The Spark That Time Never Entered
Eckhart's teaching on the depth of the soul, where neither image nor time has entered. God is born there when you make room and stop clinging.
In the fourteenth century a Dominican preacher named Meister Eckhart said a thing he would later be tried for, and which still sounds bolder than almost anything ever said about the soul in the Christian West. He said: there is in you a place that neither image, nor time, nor a single created thing has ever entered. And this place is one with God not by likeness but by essence – they are not two, but one.
He named it in different ways: the little spark, the ground of the soul, the small castle, the citadel. The words changed, the thought stayed the same. Beneath the layer of your feelings, thoughts, memories, beneath all you are used to calling yourself, there is a depth that is not foreign to God. It is the very point where God touches you from within.
Birth, Not Acquisition
Around this spark Eckhart gathered the central image of his teaching – the birth of God in the soul. He spoke of it not as a distant goal, but as an eternal event taking place right now, if there is somewhere for it to take place. God, he said, gives birth to His Word in the depth of your soul ceaselessly – just as He gives birth to it in eternity. And it all turns on one thing: whether the place where this is to be born is empty.
Here is the turn that sets this tradition apart from the familiar. Union with God here is not reached by accumulation. Not more prayers, not more good deeds, not more knowledge about Him. All of this may remain outside the spark, like furniture in a room the master has not yet entered. Union comes through the freeing of the place. Eckhart called this detachment – in German Gelassenheit, a letting-go, a release of the grip.
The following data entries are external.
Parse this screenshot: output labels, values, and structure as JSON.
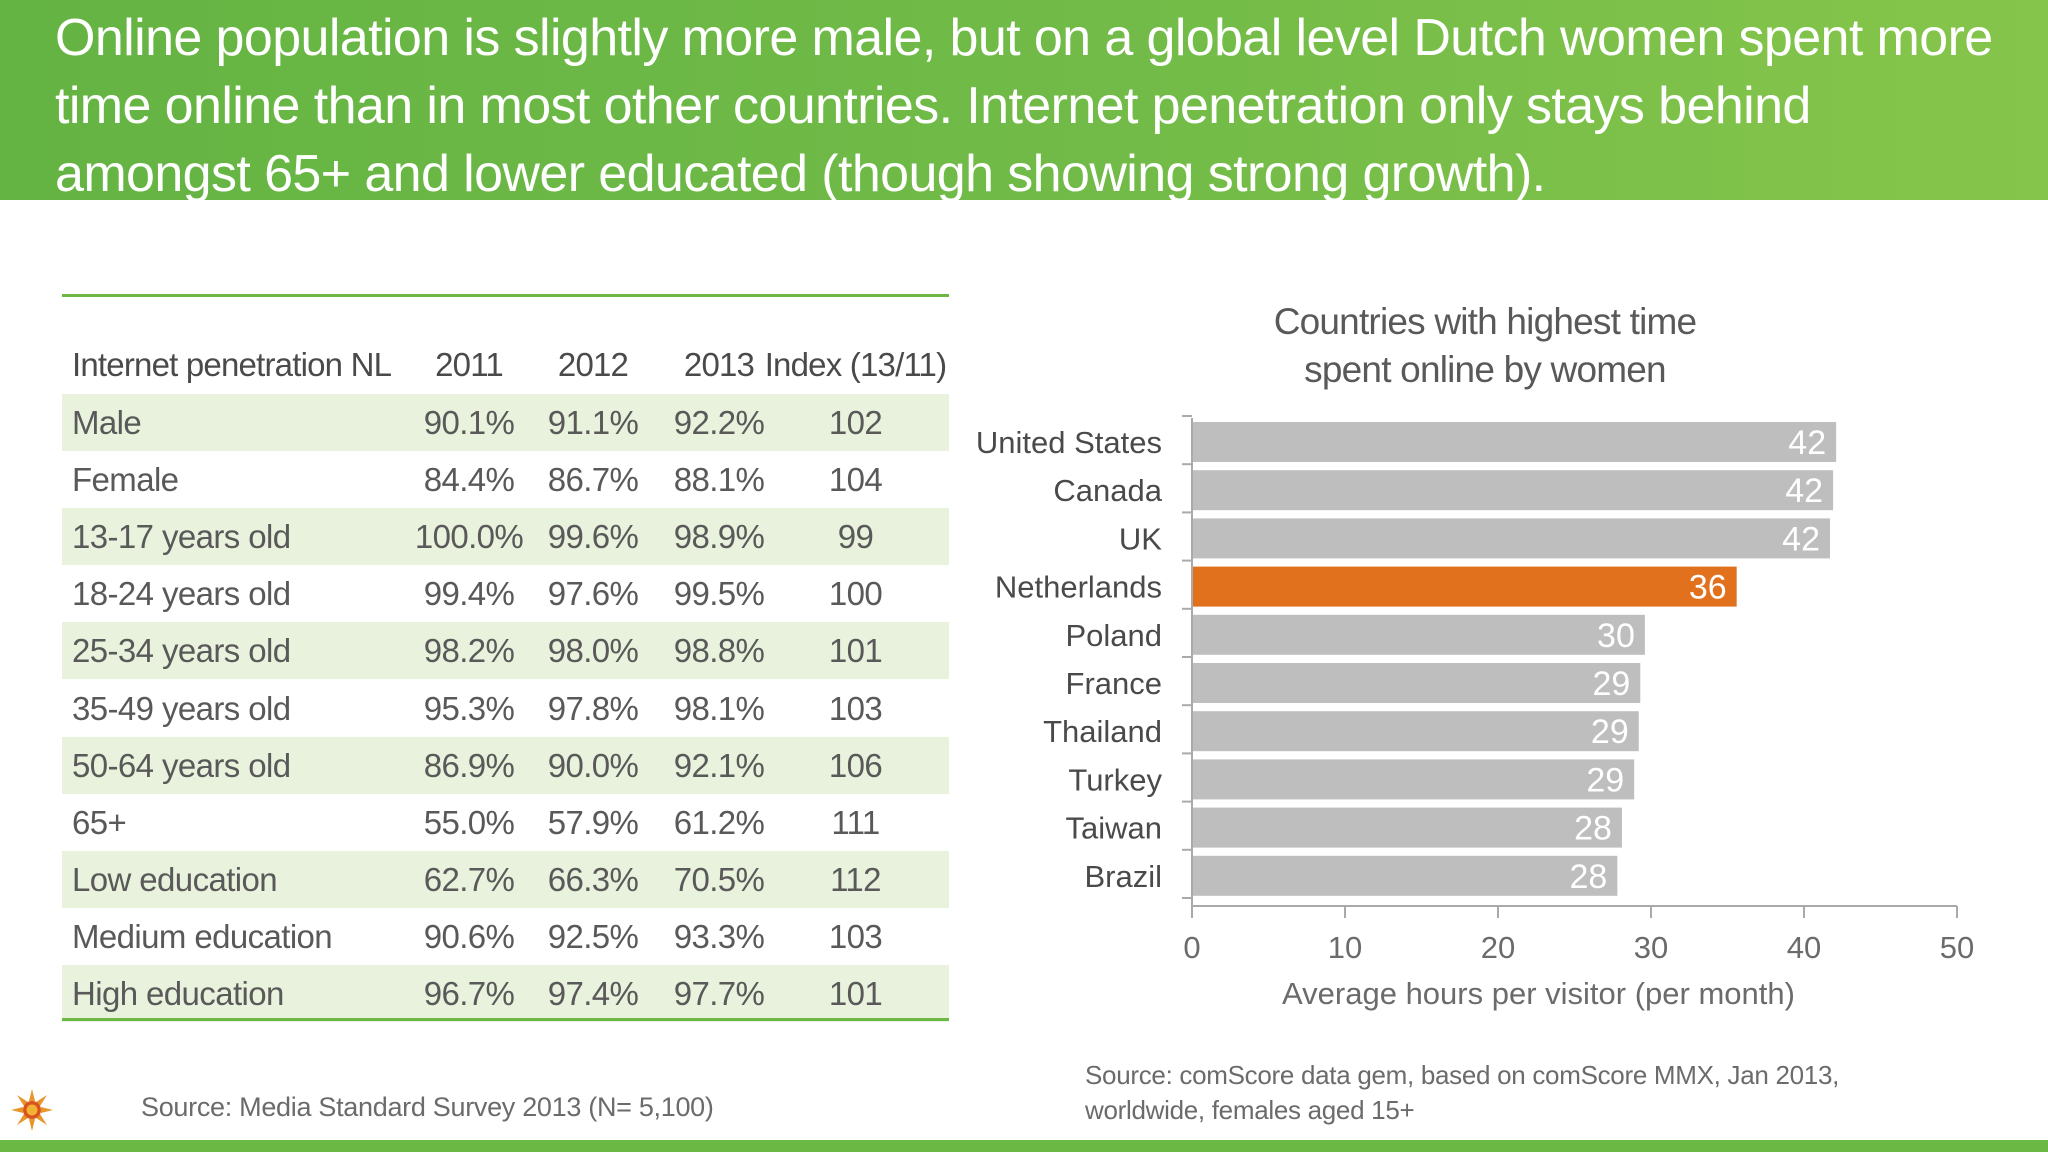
{
  "header": {
    "title": "Online population is slightly more male, but on a global level Dutch women spent more time online than in most other countries. Internet penetration only stays behind amongst 65+ and lower educated (though showing strong growth)."
  },
  "table": {
    "headers": [
      "Internet penetration NL",
      "2011",
      "2012",
      "2013",
      "Index (13/11)"
    ],
    "rows": [
      {
        "label": "Male",
        "y2011": "90.1%",
        "y2012": "91.1%",
        "y2013": "92.2%",
        "index": "102"
      },
      {
        "label": "Female",
        "y2011": "84.4%",
        "y2012": "86.7%",
        "y2013": "88.1%",
        "index": "104"
      },
      {
        "label": "13-17 years old",
        "y2011": "100.0%",
        "y2012": "99.6%",
        "y2013": "98.9%",
        "index": "99"
      },
      {
        "label": "18-24 years old",
        "y2011": "99.4%",
        "y2012": "97.6%",
        "y2013": "99.5%",
        "index": "100"
      },
      {
        "label": "25-34 years old",
        "y2011": "98.2%",
        "y2012": "98.0%",
        "y2013": "98.8%",
        "index": "101"
      },
      {
        "label": "35-49 years old",
        "y2011": "95.3%",
        "y2012": "97.8%",
        "y2013": "98.1%",
        "index": "103"
      },
      {
        "label": "50-64 years old",
        "y2011": "86.9%",
        "y2012": "90.0%",
        "y2013": "92.1%",
        "index": "106"
      },
      {
        "label": "65+",
        "y2011": "55.0%",
        "y2012": "57.9%",
        "y2013": "61.2%",
        "index": "111"
      },
      {
        "label": "Low education",
        "y2011": "62.7%",
        "y2012": "66.3%",
        "y2013": "70.5%",
        "index": "112"
      },
      {
        "label": "Medium education",
        "y2011": "90.6%",
        "y2012": "92.5%",
        "y2013": "93.3%",
        "index": "103"
      },
      {
        "label": "High education",
        "y2011": "96.7%",
        "y2012": "97.4%",
        "y2013": "97.7%",
        "index": "101"
      }
    ],
    "source": "Source: Media Standard Survey 2013 (N= 5,100)"
  },
  "chart_data": {
    "type": "bar",
    "orientation": "horizontal",
    "title": "Countries with highest time spent online by women",
    "xlabel": "Average hours per visitor (per month)",
    "ylabel": "",
    "xlim": [
      0,
      50
    ],
    "ticks": [
      0,
      10,
      20,
      30,
      40,
      50
    ],
    "categories": [
      "United States",
      "Canada",
      "UK",
      "Netherlands",
      "Poland",
      "France",
      "Thailand",
      "Turkey",
      "Taiwan",
      "Brazil"
    ],
    "values": [
      42.1,
      41.9,
      41.7,
      35.6,
      29.6,
      29.3,
      29.2,
      28.9,
      28.1,
      27.8
    ],
    "labels": [
      "42",
      "42",
      "42",
      "36",
      "30",
      "29",
      "29",
      "29",
      "28",
      "28"
    ],
    "highlight": "Netherlands",
    "colors": {
      "bar": "#bfbebe",
      "highlight": "#e2711d",
      "axis": "#aaaaaa",
      "label": "#ffffff"
    },
    "grid": false,
    "source": "Source: comScore data gem, based on comScore MMX, Jan 2013,\nworldwide, females aged 15+"
  },
  "colors": {
    "brand_green": "#6cb844",
    "row_shade": "#e8f2dc"
  }
}
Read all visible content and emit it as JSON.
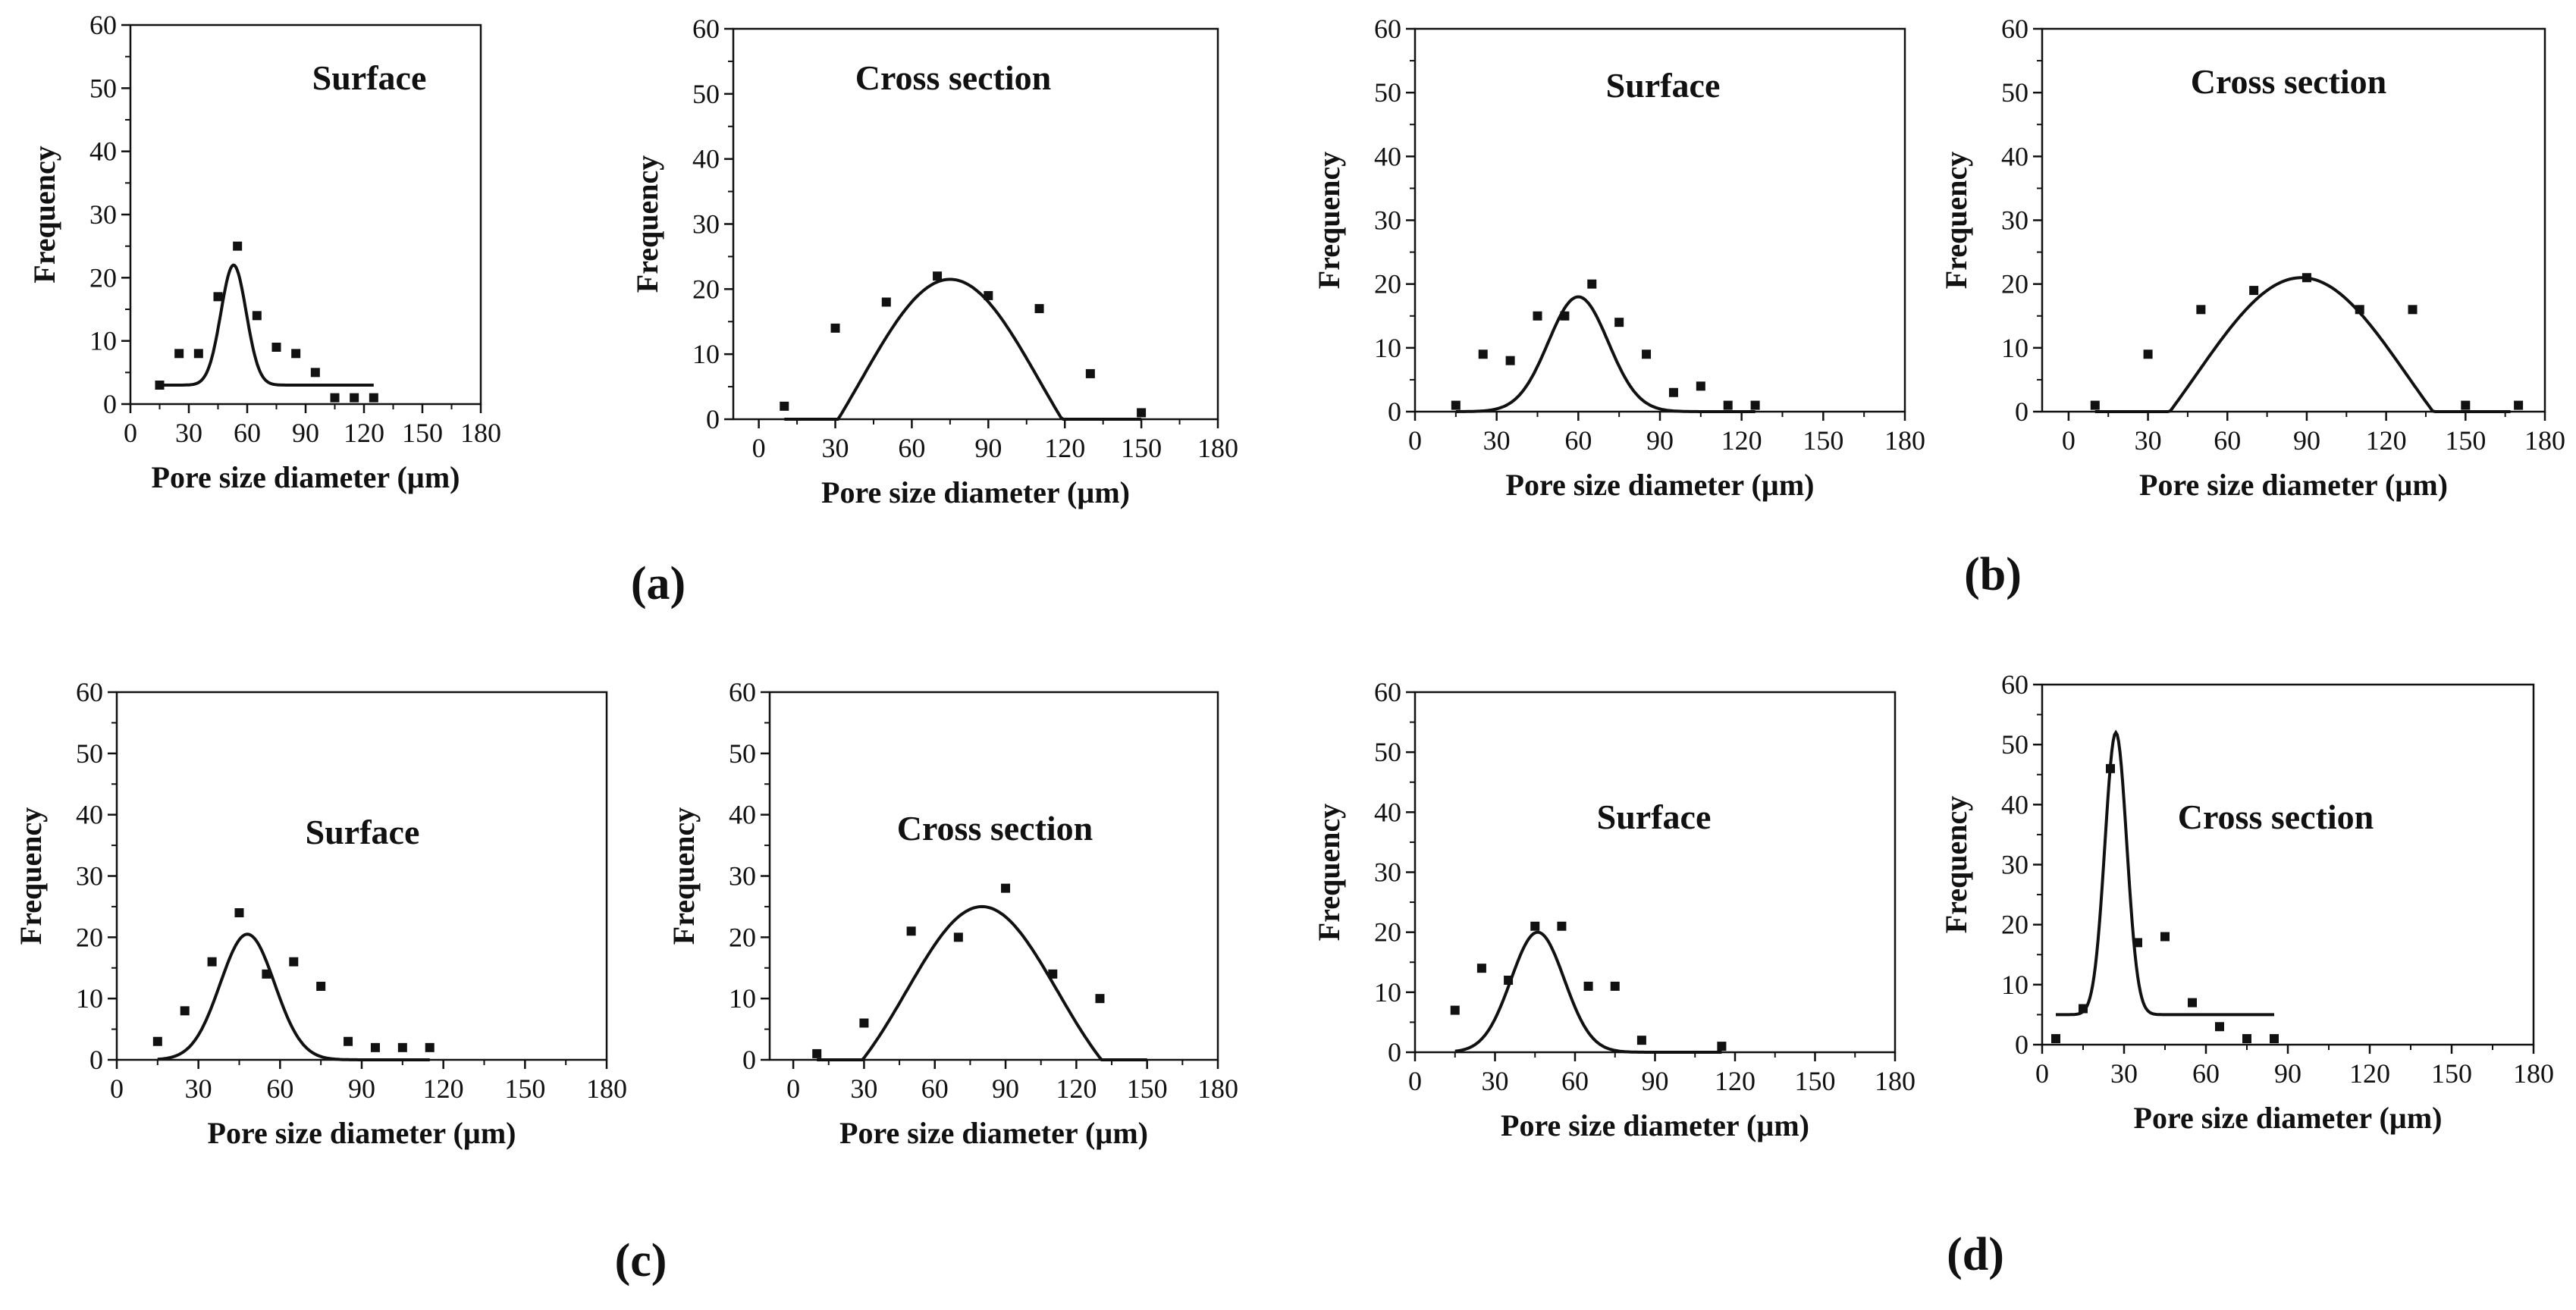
{
  "figure": {
    "panel_labels": [
      "(a)",
      "(b)",
      "(c)",
      "(d)"
    ]
  },
  "chart_data": [
    {
      "type": "scatter",
      "panel": "(a)",
      "title": "Surface",
      "xlabel": "Pore size diameter (µm)",
      "ylabel": "Frequency",
      "xlim": [
        0,
        180
      ],
      "ylim": [
        0,
        60
      ],
      "xticks": [
        0,
        30,
        60,
        90,
        120,
        150,
        180
      ],
      "yticks": [
        0,
        10,
        20,
        30,
        40,
        50,
        60
      ],
      "points": [
        [
          15,
          3
        ],
        [
          25,
          8
        ],
        [
          35,
          8
        ],
        [
          45,
          17
        ],
        [
          55,
          25
        ],
        [
          65,
          14
        ],
        [
          75,
          9
        ],
        [
          85,
          8
        ],
        [
          95,
          5
        ],
        [
          105,
          1
        ],
        [
          115,
          1
        ],
        [
          125,
          1
        ]
      ],
      "fit": {
        "kind": "gaussian",
        "y0": 3,
        "A": 19,
        "xc": 53,
        "w": 13,
        "xrange": [
          15,
          125
        ]
      }
    },
    {
      "type": "scatter",
      "panel": "(a)",
      "title": "Cross section",
      "xlabel": "Pore size diameter (µm)",
      "ylabel": "Frequency",
      "xlim": [
        -10,
        180
      ],
      "ylim": [
        0,
        60
      ],
      "xticks": [
        0,
        30,
        60,
        90,
        120,
        150,
        180
      ],
      "yticks": [
        0,
        10,
        20,
        30,
        40,
        50,
        60
      ],
      "points": [
        [
          10,
          2
        ],
        [
          30,
          14
        ],
        [
          50,
          18
        ],
        [
          70,
          22
        ],
        [
          90,
          19
        ],
        [
          110,
          17
        ],
        [
          130,
          7
        ],
        [
          150,
          1
        ]
      ],
      "fit": {
        "kind": "gaussian",
        "y0": -18,
        "A": 39.5,
        "xc": 75,
        "w": 70,
        "xrange": [
          10,
          150
        ]
      }
    },
    {
      "type": "scatter",
      "panel": "(b)",
      "title": "Surface",
      "xlabel": "Pore size diameter (µm)",
      "ylabel": "Frequency",
      "xlim": [
        0,
        180
      ],
      "ylim": [
        0,
        60
      ],
      "xticks": [
        0,
        30,
        60,
        90,
        120,
        150,
        180
      ],
      "yticks": [
        0,
        10,
        20,
        30,
        40,
        50,
        60
      ],
      "points": [
        [
          15,
          1
        ],
        [
          25,
          9
        ],
        [
          35,
          8
        ],
        [
          45,
          15
        ],
        [
          55,
          15
        ],
        [
          65,
          20
        ],
        [
          75,
          14
        ],
        [
          85,
          9
        ],
        [
          95,
          3
        ],
        [
          105,
          4
        ],
        [
          115,
          1
        ],
        [
          125,
          1
        ]
      ],
      "fit": {
        "kind": "gaussian",
        "y0": 0,
        "A": 18,
        "xc": 60,
        "w": 22,
        "xrange": [
          15,
          125
        ]
      }
    },
    {
      "type": "scatter",
      "panel": "(b)",
      "title": "Cross section",
      "xlabel": "Pore size diameter (µm)",
      "ylabel": "Frequency",
      "xlim": [
        -10,
        180
      ],
      "ylim": [
        0,
        60
      ],
      "xticks": [
        0,
        30,
        60,
        90,
        120,
        150,
        180
      ],
      "yticks": [
        0,
        10,
        20,
        30,
        40,
        50,
        60
      ],
      "points": [
        [
          10,
          1
        ],
        [
          30,
          9
        ],
        [
          50,
          16
        ],
        [
          70,
          19
        ],
        [
          90,
          21
        ],
        [
          110,
          16
        ],
        [
          130,
          16
        ],
        [
          150,
          1
        ],
        [
          170,
          1
        ]
      ],
      "fit": {
        "kind": "gaussian",
        "y0": -18,
        "A": 39,
        "xc": 88,
        "w": 80,
        "xrange": [
          10,
          167
        ]
      }
    },
    {
      "type": "scatter",
      "panel": "(c)",
      "title": "Surface",
      "xlabel": "Pore size diameter (µm)",
      "ylabel": "Frequency",
      "xlim": [
        0,
        180
      ],
      "ylim": [
        0,
        60
      ],
      "xticks": [
        0,
        30,
        60,
        90,
        120,
        150,
        180
      ],
      "yticks": [
        0,
        10,
        20,
        30,
        40,
        50,
        60
      ],
      "points": [
        [
          15,
          3
        ],
        [
          25,
          8
        ],
        [
          35,
          16
        ],
        [
          45,
          24
        ],
        [
          55,
          14
        ],
        [
          65,
          16
        ],
        [
          75,
          12
        ],
        [
          85,
          3
        ],
        [
          95,
          2
        ],
        [
          105,
          2
        ],
        [
          115,
          2
        ]
      ],
      "fit": {
        "kind": "gaussian",
        "y0": 0,
        "A": 20.5,
        "xc": 48,
        "w": 20,
        "xrange": [
          15,
          115
        ]
      }
    },
    {
      "type": "scatter",
      "panel": "(c)",
      "title": "Cross section",
      "xlabel": "Pore size diameter (µm)",
      "ylabel": "Frequency",
      "xlim": [
        -10,
        180
      ],
      "ylim": [
        0,
        60
      ],
      "xticks": [
        0,
        30,
        60,
        90,
        120,
        150,
        180
      ],
      "yticks": [
        0,
        10,
        20,
        30,
        40,
        50,
        60
      ],
      "points": [
        [
          10,
          1
        ],
        [
          30,
          6
        ],
        [
          50,
          21
        ],
        [
          70,
          20
        ],
        [
          90,
          28
        ],
        [
          110,
          14
        ],
        [
          130,
          10
        ]
      ],
      "fit": {
        "kind": "gaussian",
        "y0": -10,
        "A": 35,
        "xc": 80,
        "w": 64,
        "xrange": [
          10,
          150
        ]
      }
    },
    {
      "type": "scatter",
      "panel": "(d)",
      "title": "Surface",
      "xlabel": "Pore size diameter (µm)",
      "ylabel": "Frequency",
      "xlim": [
        0,
        180
      ],
      "ylim": [
        0,
        60
      ],
      "xticks": [
        0,
        30,
        60,
        90,
        120,
        150,
        180
      ],
      "yticks": [
        0,
        10,
        20,
        30,
        40,
        50,
        60
      ],
      "points": [
        [
          15,
          7
        ],
        [
          25,
          14
        ],
        [
          35,
          12
        ],
        [
          45,
          21
        ],
        [
          55,
          21
        ],
        [
          65,
          11
        ],
        [
          75,
          11
        ],
        [
          85,
          2
        ],
        [
          115,
          1
        ]
      ],
      "fit": {
        "kind": "gaussian",
        "y0": 0,
        "A": 20,
        "xc": 46,
        "w": 20,
        "xrange": [
          15,
          115
        ]
      }
    },
    {
      "type": "scatter",
      "panel": "(d)",
      "title": "Cross section",
      "xlabel": "Pore size diameter (µm)",
      "ylabel": "Frequency",
      "xlim": [
        0,
        180
      ],
      "ylim": [
        0,
        60
      ],
      "xticks": [
        0,
        30,
        60,
        90,
        120,
        150,
        180
      ],
      "yticks": [
        0,
        10,
        20,
        30,
        40,
        50,
        60
      ],
      "points": [
        [
          5,
          1
        ],
        [
          15,
          6
        ],
        [
          25,
          46
        ],
        [
          35,
          17
        ],
        [
          45,
          18
        ],
        [
          55,
          7
        ],
        [
          65,
          3
        ],
        [
          75,
          1
        ],
        [
          85,
          1
        ]
      ],
      "fit": {
        "kind": "gaussian",
        "y0": 5,
        "A": 47,
        "xc": 27,
        "w": 8,
        "xrange": [
          5,
          85
        ]
      }
    }
  ]
}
Detachment is not coldness, nor indifference. It is consent to stop clinging. To things. To success and reputation. To yourself. And, hardest of all, to your own notions of God. Here Eckhart has a phrase people stumble over: “I pray God to rid me of God.” It sounds like a challenge, but its meaning is quiet. He prays to be freed from every image of God, from God-as-I-imagined-Him – so as to meet the One who is, and not the one the mind has painted. The same apophasis that strips God of names is here turned inward: to strip from yourself the last cling, even a pious one.
Where You Are Empty, God Is Full
From this is born a simple rule that Eckhart repeated in many ways: where you are wholly empty, there God is wholly full. There is no need to pull God toward you by effort. What is needed is to remove what occupies the place. Nature abhors a vacuum – and a soul freed of its grip on the created does not stay empty for a single moment. In it is born the very thing for whose sake it was made.
This overturns the usual reckoning of the spiritual life. We are used to measuring growth by addition: more practice, more understanding, more experiences. Eckhart measures by subtraction. The richest person on this path is the one who has released the most. Not the one who has accumulated much about God, but the one who has freed the single depth in which God can be born.
The detachment to which he calls does not require leaving the world. Eckhart was a preacher in the city, among people and affairs, and he said this depth can be held even at work. The matter is not what the hands are busy with, but whether the heart holds on to it. You can pray in a church and be full of yourself; you can sweep a floor and be empty before God. He distinguished owning from being possessed. You may have things, a name, cares – the question is whether they are yours or you are theirs. Anger over what is taken, fear of losing, pride in what is added – it is by these movements that you recognise where the grip still clings tight and where God has not yet come in.
It is worth saying plainly, to avoid confusion. Eckhart did not say you are God in the sense a vain mind would take it. He spoke of the ground of the soul, which is one with the ground of God; of a meeting place so deep that the boundary between Creator and creature thins there to indistinguishability. Advaita Vedanta, walking a wholly different road, recognises its own summit here – and this is why this voice is so dear: it speaks of God’s nearness in a language that leaves almost no distance.
The one walking ahead, gathering this wisdom for the School, noted in the margin: the hardest thing is to believe that what is asked of you is not to do more, but to stop holding. We know how to try. To release – we hardly know how. And this is exactly where the spark leads, the spark that time never entered: to a stillness where you make room, and in that emptiness fullness is born.